Representative gene expression value in one condition with several replicates
3
0
Entering edit mode
Jack • 0
@jack-14069
Last seen 2.9 years ago

Hi all,

I want to know how to get a gene expression value for a condition with different replicates.

For example, I have condition M and N, each condition with two replicates M1, M2, N1, N2

I want to get one value to represent the gene expression value (FPKM or TPM) of M, can I just use the mean of each replicate? M=(M1+M2)/2?

Is there any other way to calculate the gene expression value for a condition?

rnaseq gene expression edger • 1.1k views
5
Entering edit mode
Aaron Lun ★ 27k
@alun
Last seen 10 hours ago
The city by the bay

As Mike says, this isn't an edgeR question. But I will pretend it is. If you have the counts, go through an edgeR analysis - or at least to calling glmFit - with the following design matrix:

group <- c("M", "M", "N", "N")
design <- model.matrix(~0 + group)


You didn't specify the nature of your replicates, but you may need to add a blocking factor if M1 is related to N1 (e.g., from the same individual) and M2 is related to N2.

Anyway, once you've done that, you can obtain the log-average expression of each level of group from the \$coefficients field of the output of glmFit. This provides a general approach to getting condition-specific expression values, taking advantage of NB GLMs to give a more precise estimate than averaging FPKMs.

0
Entering edit mode

Thank you very much!!

4
Entering edit mode
@gordon-smyth
Last seen 4 hours ago
WEHI, Melbourne, Australia

If you want expression values on a log-scale, then you can use the process explained by Aaron, which is similar to but better than just averaging the individual log-expression values.

If you want expression values on the unlogged scale, then the edgeR package provides functions to do this.
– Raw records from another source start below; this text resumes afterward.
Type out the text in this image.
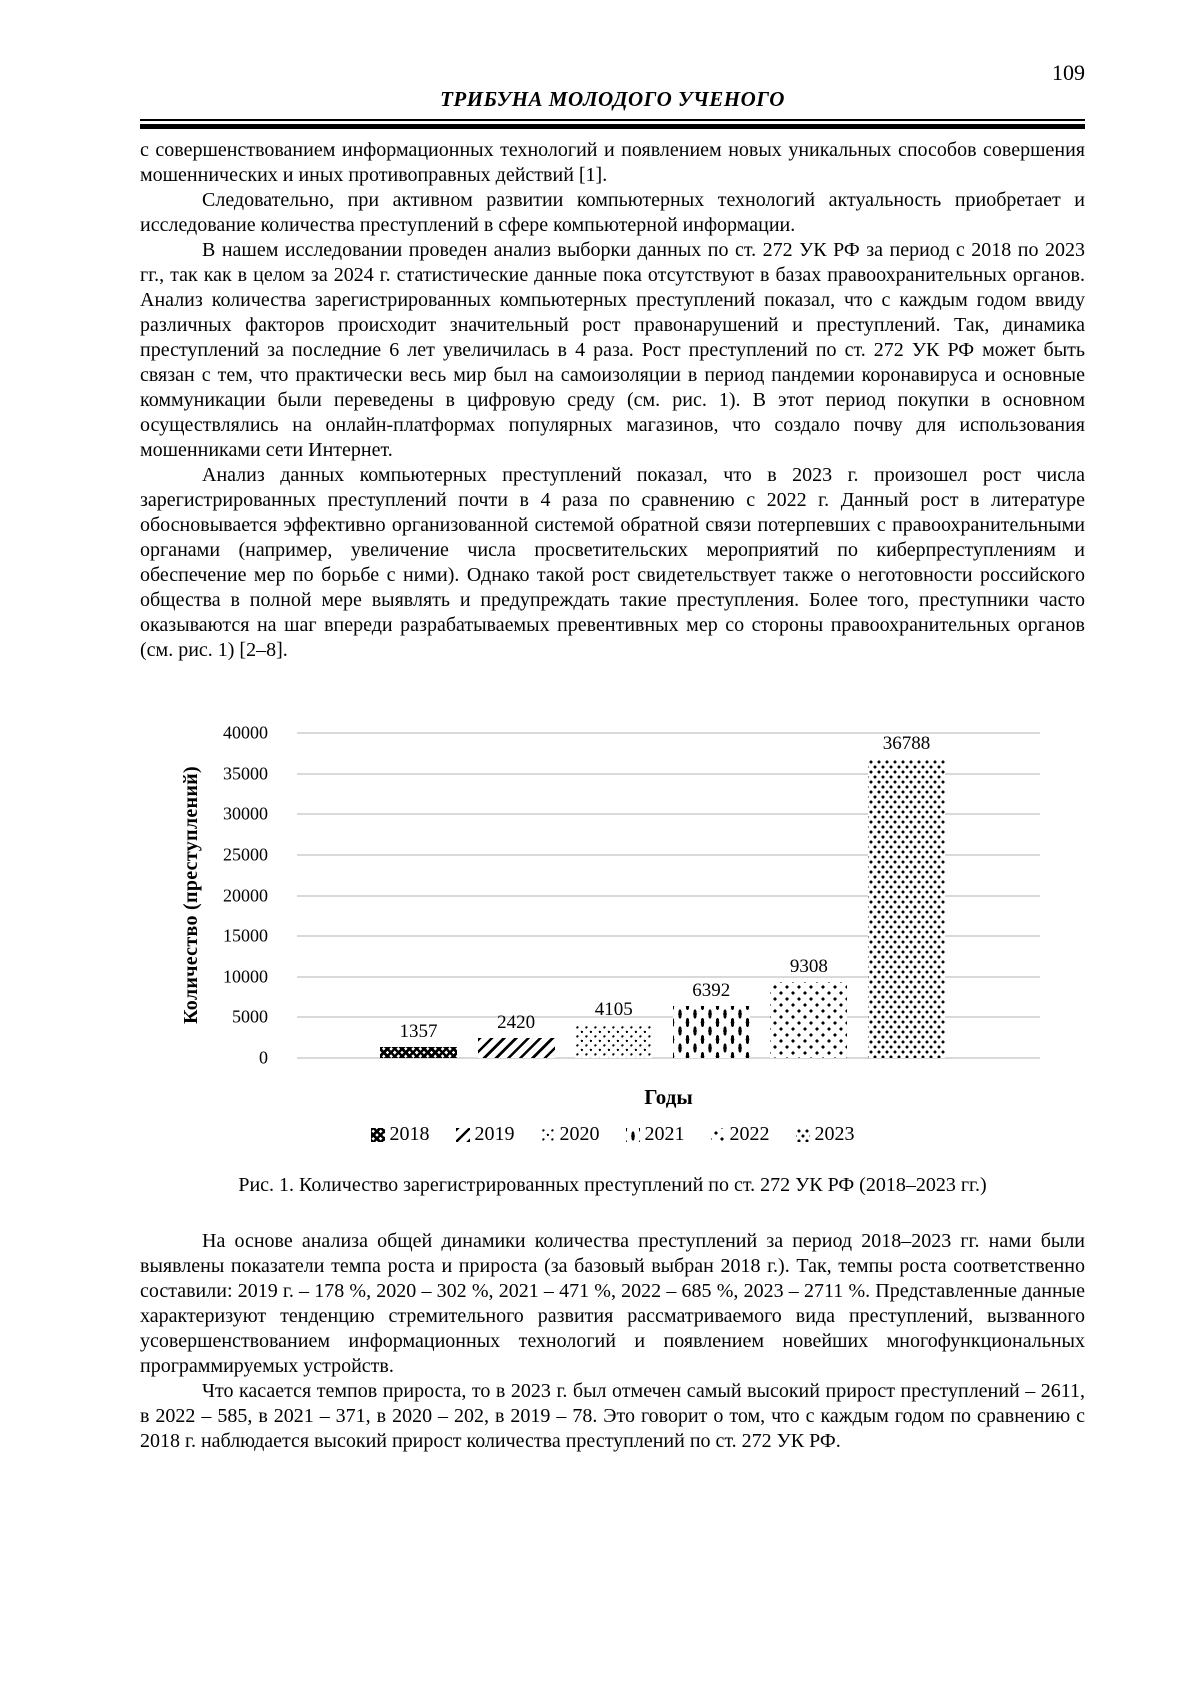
109
ТРИБУНА МОЛОДОГО УЧЕНОГО

с совершенствованием информационных технологий и появлением новых уникальных способов совершения мошеннических и иных противоправных действий [1].

Следовательно, при активном развитии компьютерных технологий актуальность приобретает и исследование количества преступлений в сфере компьютерной информации.

В нашем исследовании проведен анализ выборки данных по ст. 272 УК РФ за период с 2018 по 2023 гг., так как в целом за 2024 г. статистические данные пока отсутствуют в базах правоохранительных органов. Анализ количества зарегистрированных компьютерных преступлений показал, что с каждым годом ввиду различных факторов происходит значительный рост правонарушений и преступлений. Так, динамика преступлений за последние 6 лет увеличилась в 4 раза. Рост преступлений по ст. 272 УК РФ может быть связан с тем, что практически весь мир был на самоизоляции в период пандемии коронавируса и основные коммуникации были переведены в цифровую среду (см. рис. 1). В этот период покупки в основном осуществлялись на онлайн-платформах популярных магазинов, что создало почву для использования мошенниками сети Интернет.

Анализ данных компьютерных преступлений показал, что в 2023 г. произошел рост числа зарегистрированных преступлений почти в 4 раза по сравнению с 2022 г. Данный рост в литературе обосновывается эффективно организованной системой обратной связи потерпевших с правоохранительными органами (например, увеличение числа просветительских мероприятий по киберпреступлениям и обеспечение мер по борьбе с ними). Однако такой рост свидетельствует также о неготовности российского общества в полной мере выявлять и предупреждать такие преступления. Более того, преступники часто оказываются на шаг впереди разрабатываемых превентивных мер со стороны правоохранительных органов (см. рис. 1) [2–8].

Количество (преступлений)
40000
35000
30000
25000
20000
15000
10000
5000
0
1357	2420
4105
6392
9308
36788
Годы
2018 2019 2020 2021 2022 2023

Рис. 1. Количество зарегистрированных преступлений по ст. 272 УК РФ (2018–2023 гг.)

На основе анализа общей динамики количества преступлений за период 2018–2023 гг. нами были выявлены показатели темпа роста и прироста (за базовый выбран 2018 г.). Так, темпы роста соответственно составили: 2019 г. – 178 %, 2020 – 302 %, 2021 – 471 %, 2022 – 685 %, 2023 – 2711 %. Представленные данные характеризуют тенденцию стремительного развития рассматриваемого вида преступлений, вызванного усовершенствованием информационных технологий и появлением новейших многофункциональных программируемых устройств.

Что касается темпов прироста, то в 2023 г. был отмечен самый высокий прирост преступлений – 2611, в 2022 – 585, в 2021 – 371, в 2020 – 202, в 2019 – 78. Это говорит о том, что с каждым годом по сравнению с 2018 г. наблюдается высокий прирост количества преступлений по ст. 272 УК РФ.
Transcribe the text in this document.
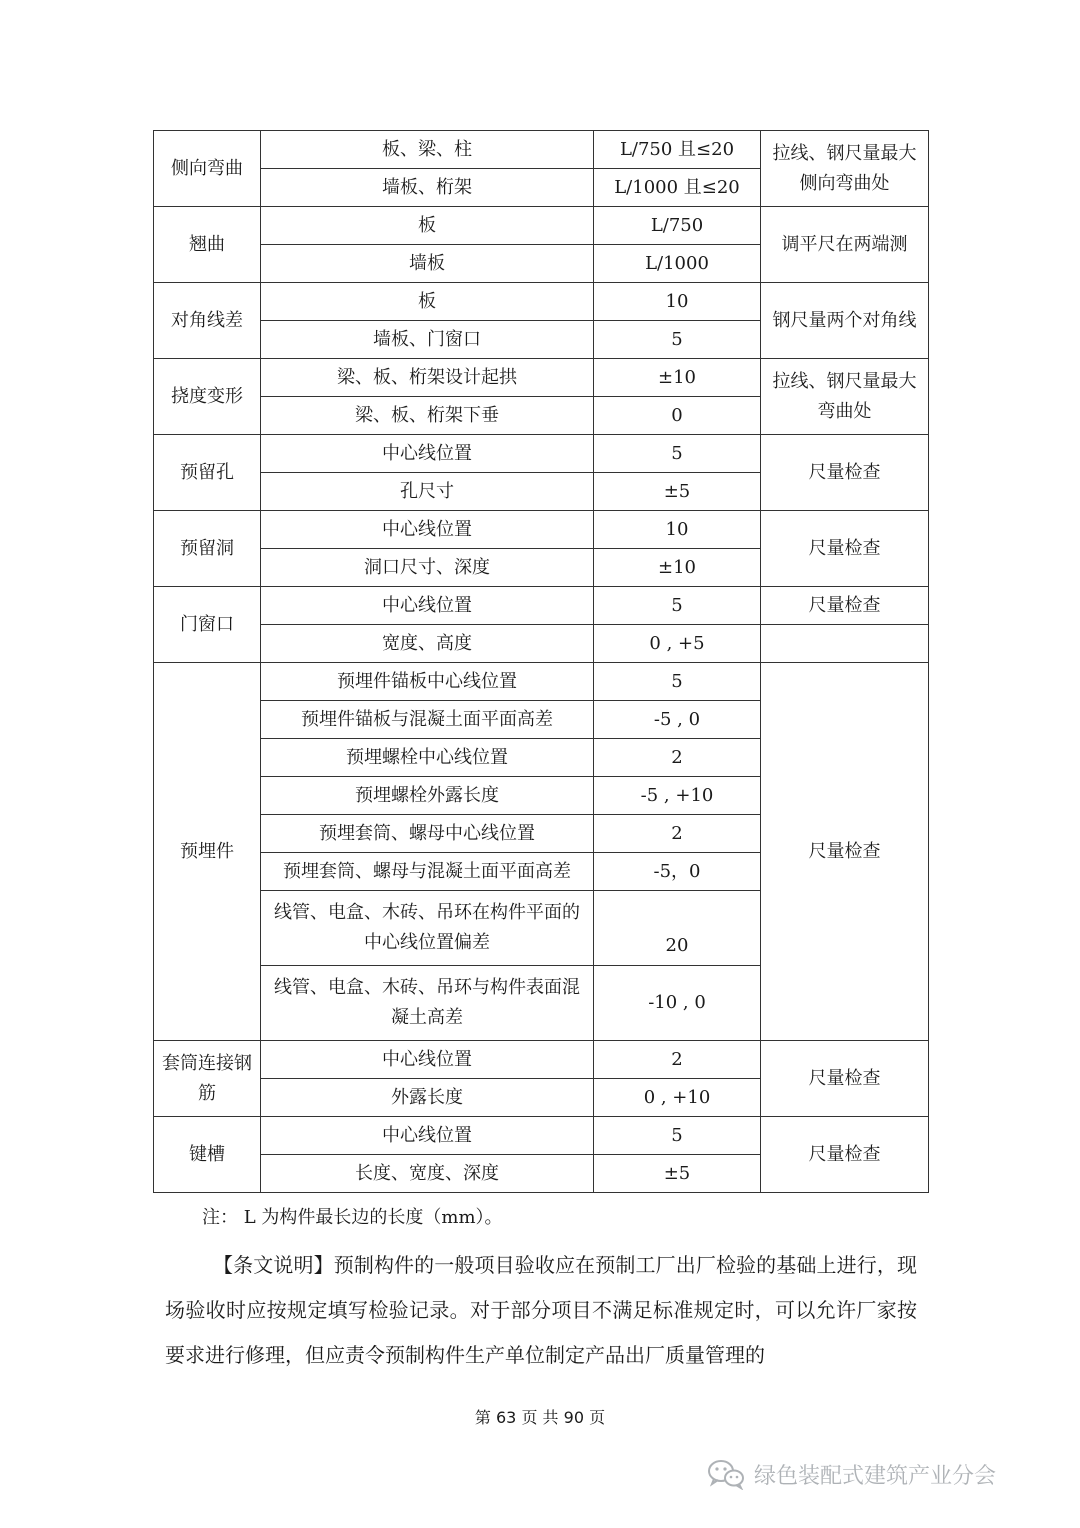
侧向弯曲	板、梁、柱	L/750 且≤20	拉线、钢尺量最大侧向弯曲处
	墙板、桁架	L/1000 且≤20	
翘曲	板	L/750	调平尺在两端测
	墙板	L/1000	
对角线差	板	10	钢尺量两个对角线
	墙板、门窗口	5	
挠度变形	梁、板、桁架设计起拱	±10	拉线、钢尺量最大弯曲处
	梁、板、桁架下垂	0	
预留孔	中心线位置	5	尺量检查
	孔尺寸	±5	
预留洞	中心线位置	10	尺量检查
	洞口尺寸、深度	±10	
门窗口	中心线位置	5	尺量检查
	宽度、高度	0 , +5	
预埋件	预埋件锚板中心线位置	5	尺量检查
	预埋件锚板与混凝土面平面高差	-5 , 0	
	预埋螺栓中心线位置	2	
	预埋螺栓外露长度	-5 , +10	
	预埋套筒、螺母中心线位置	2	
	预埋套筒、螺母与混凝土面平面高差	-5，0	
	线管、电盒、木砖、吊环在构件平面的中心线位置偏差	20	
	线管、电盒、木砖、吊环与构件表面混凝土高差	-10 , 0	
套筒连接钢筋	中心线位置	2	尺量检查
	外露长度	0 , +10	
键槽	中心线位置	5	尺量检查
	长度、宽度、深度	±5	
注： L 为构件最长边的长度（mm）。
【条文说明】预制构件的一般项目验收应在预制工厂出厂检验的基础上进行，现场验收时应按规定填写检验记录。对于部分项目不满足标准规定时，可以允许厂家按要求进行修理，但应责令预制构件生产单位制定产品出厂质量管理的
第 63 页 共 90 页
绿色装配式建筑产业分会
Type

library(edgeR)
?cpmByGroup
?rpkmByGroup

0
Entering edit mode

Thank you very much for you advice!

0
Entering edit mode
@mikelove
Last seen 3 hours ago
United States

This isn't a DESeq2 (or edgeR) question really, so I'm removing the DESeq2 tag. The arithmetic or geometric mean of the TPM seems to be a reasonable number for the average relative abundance. I don't have any strong opinions about this though.

0
Entering edit mode

Yes, you are right. I think it is good to hear your opinion.